There are poems about contempt—that feeling that to be yourself you should lessen what’s not you. “Gertrude Broods Alone” is about this, humorously. And “The Self, Beating” is on the subject. These are of 1961.
“A Girl and Things” has the bracketed date 1925 written near it, though it is in a section with poems of 1961 and in the same ink. I assume Mr. Siegel recopied there, or reconstructed from memory, lines he had written 36 years before. This poem is about life and death, and its seven lines have severity and glow, strictness and sweep. A poem on a subject close to death and life is “Starting”—about cessation and freshness. Can we look at such fearsome opposites and honestly like the world? That is what happens in both poems.
There are poems about a relation between our own intimate self and outside things; for example, “They Resist” and “Disappointment.”
“Restrained Song about Sleet” is a scientific and charming poem about a fairly miserable subject. It makes for delight without smoothing over the discomfort reality can give.
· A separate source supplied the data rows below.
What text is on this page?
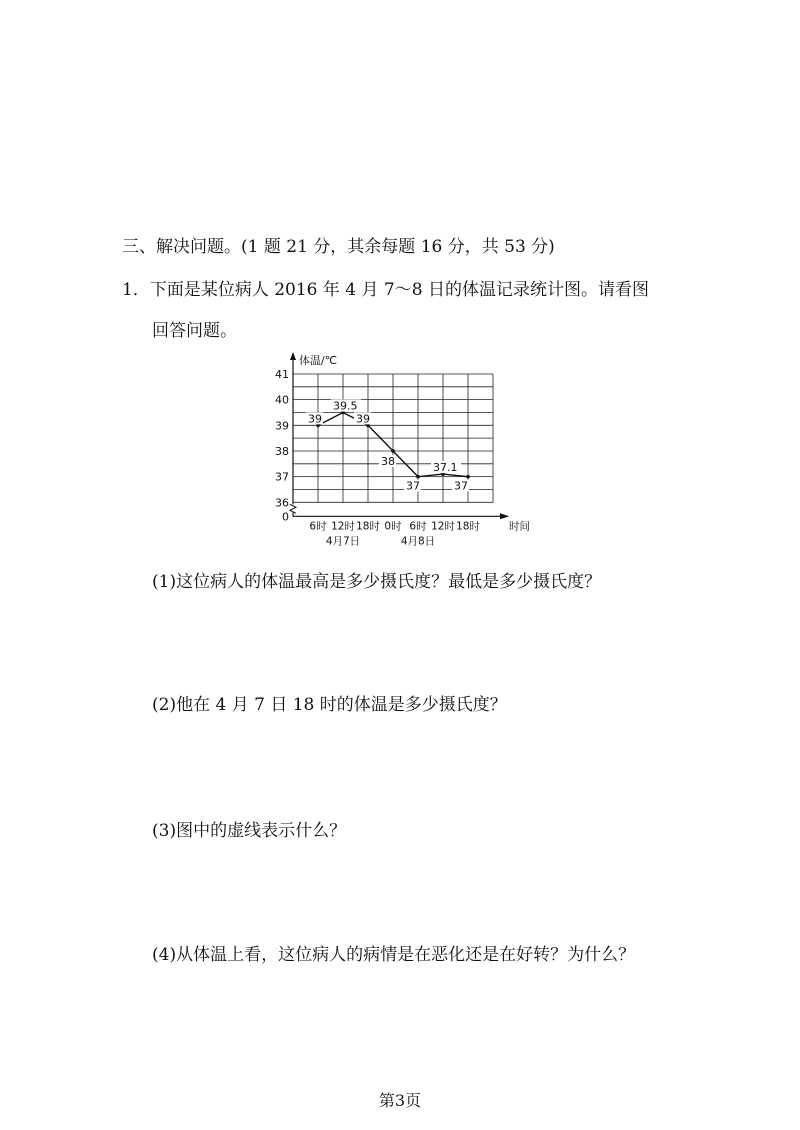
三、解决问题。(1 题 21 分，其余每题 16 分，共 53 分)
1．下面是某位病人 2016 年 4 月 7～8 日的体温记录统计图。请看图
回答问题。
体温/℃
0
36
37
38
39
40
41
6时 12时 18时 0时 6时 12时 18时	时间
4月7日	4月8日
39
39.5
39
38
37
37.1
37
(1)这位病人的体温最高是多少摄氏度？最低是多少摄氏度？
(2)他在 4 月 7 日 18 时的体温是多少摄氏度？
(3)图中的虚线表示什么？
(4)从体温上看，这位病人的病情是在恶化还是在好转？为什么？
第3页
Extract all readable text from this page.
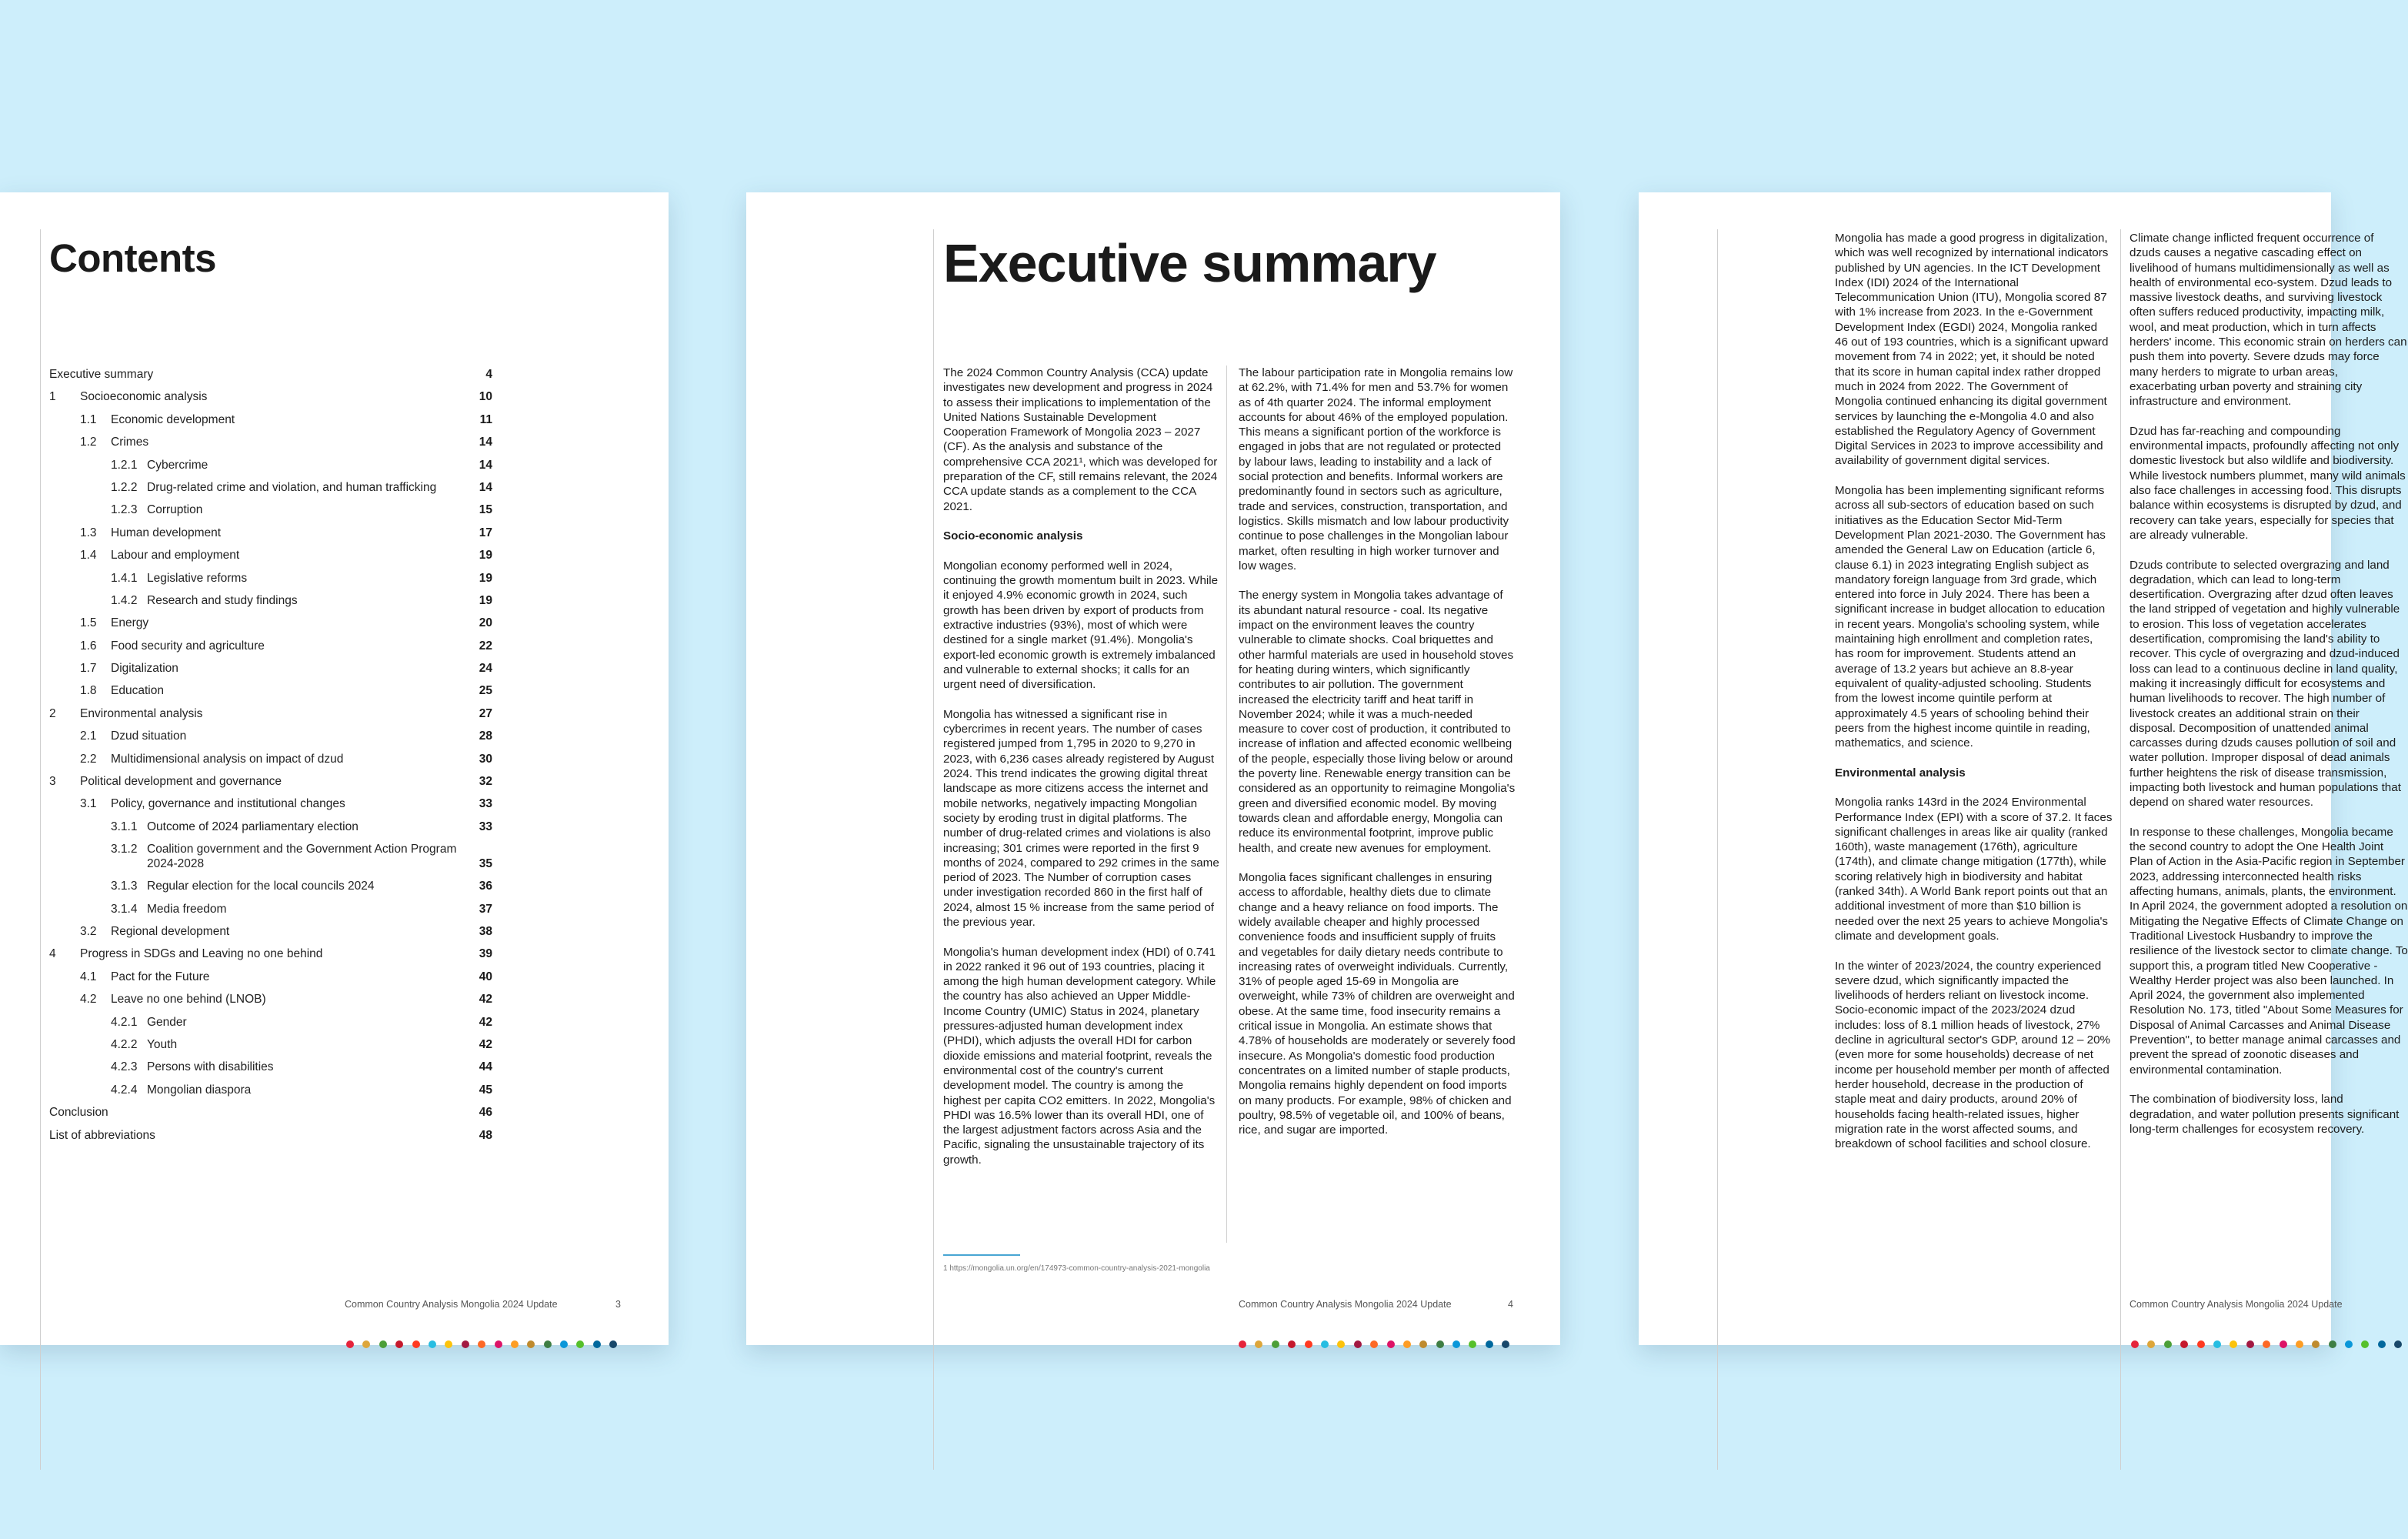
Contents
Executive summary	4
1 Socioeconomic analysis	10
1.1 Economic development	11
1.2 Crimes	14
1.2.1 Cybercrime	14
1.2.2 Drug-related crime and violation, and human trafficking	14
1.2.3 Corruption	15
1.3 Human development	17
1.4 Labour and employment	19
1.4.1 Legislative reforms	19
1.4.2 Research and study findings	19
1.5 Energy	20
1.6 Food security and agriculture	22
1.7 Digitalization	24
1.8 Education	25
2 Environmental analysis	27
2.1 Dzud situation	28
2.2 Multidimensional analysis on impact of dzud	30
3 Political development and governance	32
3.1 Policy, governance and institutional changes	33
3.1.1 Outcome of 2024 parliamentary election	33
3.1.2 Coalition government and the Government Action Program 2024-2028	35
3.1.3 Regular election for the local councils 2024	36
3.1.4 Media freedom	37
3.2 Regional development	38
4 Progress in SDGs and Leaving no one behind	39
4.1 Pact for the Future	40
4.2 Leave no one behind (LNOB)	42
4.2.1 Gender	42
4.2.2 Youth	42
4.2.3 Persons with disabilities	44
4.2.4 Mongolian diaspora	45
Conclusion	46
List of abbreviations	48
Common Country Analysis Mongolia 2024 Update	3
Executive summary

The 2024 Common Country Analysis (CCA) update investigates new development and progress in 2024 to assess their implications to implementation of the United Nations Sustainable Development Cooperation Framework of Mongolia 2023 – 2027 (CF). As the analysis and substance of the comprehensive CCA 2021¹, which was developed for preparation of the CF, still remains relevant, the 2024 CCA update stands as a complement to the CCA 2021.

Socio-economic analysis

Mongolian economy performed well in 2024, continuing the growth momentum built in 2023. While it enjoyed 4.9% economic growth in 2024, such growth has been driven by export of products from extractive industries (93%), most of which were destined for a single market (91.4%). Mongolia's export-led economic growth is extremely imbalanced and vulnerable to external shocks; it calls for an urgent need of diversification.

Mongolia has witnessed a significant rise in cybercrimes in recent years. The number of cases registered jumped from 1,795 in 2020 to 9,270 in 2023, with 6,236 cases already registered by August 2024. This trend indicates the growing digital threat landscape as more citizens access the internet and mobile networks, negatively impacting Mongolian society by eroding trust in digital platforms. The number of drug-related crimes and violations is also increasing; 301 crimes were reported in the first 9 months of 2024, compared to 292 crimes in the same period of 2023. The Number of corruption cases under investigation recorded 860 in the first half of 2024, almost 15 % increase from the same period of the previous year.

Mongolia's human development index (HDI) of 0.741 in 2022 ranked it 96 out of 193 countries, placing it among the high human development category. While the country has also achieved an Upper Middle-Income Country (UMIC) Status in 2024, planetary pressures-adjusted human development index (PHDI), which adjusts the overall HDI for carbon dioxide emissions and material footprint, reveals the environmental cost of the country's current development model. The country is among the highest per capita CO2 emitters. In 2022, Mongolia's PHDI was 16.5% lower than its overall HDI, one of the largest adjustment factors across Asia and the Pacific, signaling the unsustainable trajectory of its growth.

The labour participation rate in Mongolia remains low at 62.2%, with 71.4% for men and 53.7% for women as of 4th quarter 2024. The informal employment accounts for about 46% of the employed population. This means a significant portion of the workforce is engaged in jobs that are not regulated or protected by labour laws, leading to instability and a lack of social protection and benefits. Informal workers are predominantly found in sectors such as agriculture, trade and services, construction, transportation, and logistics. Skills mismatch and low labour productivity continue to pose challenges in the Mongolian labour market, often resulting in high worker turnover and low wages.

The energy system in Mongolia takes advantage of its abundant natural resource - coal. Its negative impact on the environment leaves the country vulnerable to climate shocks. Coal briquettes and other harmful materials are used in household stoves for heating during winters, which significantly contributes to air pollution. The government increased the electricity tariff and heat tariff in November 2024; while it was a much-needed measure to cover cost of production, it contributed to increase of inflation and affected economic wellbeing of the people, especially those living below or around the poverty line. Renewable energy transition can be considered as an opportunity to reimagine Mongolia's green and diversified economic model. By moving towards clean and affordable energy, Mongolia can reduce its environmental footprint, improve public health, and create new avenues for employment.

Mongolia faces significant challenges in ensuring access to affordable, healthy diets due to climate change and a heavy reliance on food imports. The widely available cheaper and highly processed convenience foods and insufficient supply of fruits and vegetables for daily dietary needs contribute to increasing rates of overweight individuals. Currently, 31% of people aged 15-69 in Mongolia are overweight, while 73% of children are overweight and obese. At the same time, food insecurity remains a critical issue in Mongolia. An estimate shows that 4.78% of households are moderately or severely food insecure. As Mongolia's domestic food production concentrates on a limited number of staple products, Mongolia remains highly dependent on food imports on many products. For example, 98% of chicken and poultry, 98.5% of vegetable oil, and 100% of beans, rice, and sugar are imported.

1 https://mongolia.un.org/en/174973-common-country-analysis-2021-mongolia
Common Country Analysis Mongolia 2024 Update	4

Mongolia has made a good progress in digitalization, which was well recognized by international indicators published by UN agencies. In the ICT Development Index (IDI) 2024 of the International Telecommunication Union (ITU), Mongolia scored 87 with 1% increase from 2023. In the e-Government Development Index (EGDI) 2024, Mongolia ranked 46 out of 193 countries, which is a significant upward movement from 74 in 2022; yet, it should be noted that its score in human capital index rather dropped much in 2024 from 2022. The Government of Mongolia continued enhancing its digital government services by launching the e-Mongolia 4.0 and also established the Regulatory Agency of Government Digital Services in 2023 to improve accessibility and availability of government digital services.

Mongolia has been implementing significant reforms across all sub-sectors of education based on such initiatives as the Education Sector Mid-Term Development Plan 2021-2030. The Government has amended the General Law on Education (article 6, clause 6.1) in 2023 integrating English subject as mandatory foreign language from 3rd grade, which entered into force in July 2024. There has been a significant increase in budget allocation to education in recent years. Mongolia's schooling system, while maintaining high enrollment and completion rates, has room for improvement. Students attend an average of 13.2 years but achieve an 8.8-year equivalent of quality-adjusted schooling. Students from the lowest income quintile perform at approximately 4.5 years of schooling behind their peers from the highest income quintile in reading, mathematics, and science.

Environmental analysis

Mongolia ranks 143rd in the 2024 Environmental Performance Index (EPI) with a score of 37.2. It faces significant challenges in areas like air quality (ranked 160th), waste management (176th), agriculture (174th), and climate change mitigation (177th), while scoring relatively high in biodiversity and habitat (ranked 34th). A World Bank report points out that an additional investment of more than $10 billion is needed over the next 25 years to achieve Mongolia's climate and development goals.

In the winter of 2023/2024, the country experienced severe dzud, which significantly impacted the livelihoods of herders reliant on livestock income. Socio-economic impact of the 2023/2024 dzud includes: loss of 8.1 million heads of livestock, 27% decline in agricultural sector's GDP, around 12 – 20% (even more for some households) decrease of net income per household member per month of affected herder household, decrease in the production of staple meat and dairy products, around 20% of households facing health-related issues, higher migration rate in the worst affected soums, and breakdown of school facilities and school closure.

Climate change inflicted frequent occurrence of dzuds causes a negative cascading effect on livelihood of humans multidimensionally as well as health of environmental eco-system. Dzud leads to massive livestock deaths, and surviving livestock often suffers reduced productivity, impacting milk, wool, and meat production, which in turn affects herders' income. This economic strain on herders can push them into poverty. Severe dzuds may force many herders to migrate to urban areas, exacerbating urban poverty and straining city infrastructure and environment.

Dzud has far-reaching and compounding environmental impacts, profoundly affecting not only domestic livestock but also wildlife and biodiversity. While livestock numbers plummet, many wild animals also face challenges in accessing food. This disrupts balance within ecosystems is disrupted by dzud, and recovery can take years, especially for species that are already vulnerable.

Dzuds contribute to selected overgrazing and land degradation, which can lead to long-term desertification. Overgrazing after dzud often leaves the land stripped of vegetation and highly vulnerable to erosion. This loss of vegetation accelerates desertification, compromising the land's ability to recover. This cycle of overgrazing and dzud-induced loss can lead to a continuous decline in land quality, making it increasingly difficult for ecosystems and human livelihoods to recover. The high number of livestock creates an additional strain on their disposal. Decomposition of unattended animal carcasses during dzuds causes pollution of soil and water pollution. Improper disposal of dead animals further heightens the risk of disease transmission, impacting both livestock and human populations that depend on shared water resources.

In response to these challenges, Mongolia became the second country to adopt the One Health Joint Plan of Action in the Asia-Pacific region in September 2023, addressing interconnected health risks affecting humans, animals, plants, the environment. In April 2024, the government adopted a resolution on Mitigating the Negative Effects of Climate Change on Traditional Livestock Husbandry to improve the resilience of the livestock sector to climate change. To support this, a program titled New Cooperative - Wealthy Herder project was also been launched. In April 2024, the government also implemented Resolution No. 173, titled "About Some Measures for Disposal of Animal Carcasses and Animal Disease Prevention", to better manage animal carcasses and prevent the spread of zoonotic diseases and environmental contamination.

The combination of biodiversity loss, land degradation, and water pollution presents significant long-term challenges for ecosystem recovery.

Common Country Analysis Mongolia 2024 Update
There is, finally, one of the great poems about art: “Color and the Inconceivably Unknown.” It was written in 1961 for a Terrain Gallery exhibition of color photographs by Nat Herz. (To present color photography as art was new then.) In the free verse lines of this poem, in their oneness of statement and music, one feels the throbbing, rich withinness of things, and what’s clear, definite. This poem is fervent and exact; surprising and logical; it states and soars.
These poems are immortal. So is the philosophy Aesthetic Realism, from which they are inseparable, with its principle “All beauty is a making one of opposites, and the making one of opposites is what we are going after in ourselves.” Immortal too is the writer of these poems, Eli Siegel, who was true magnificently all the time to the philosophy he founded.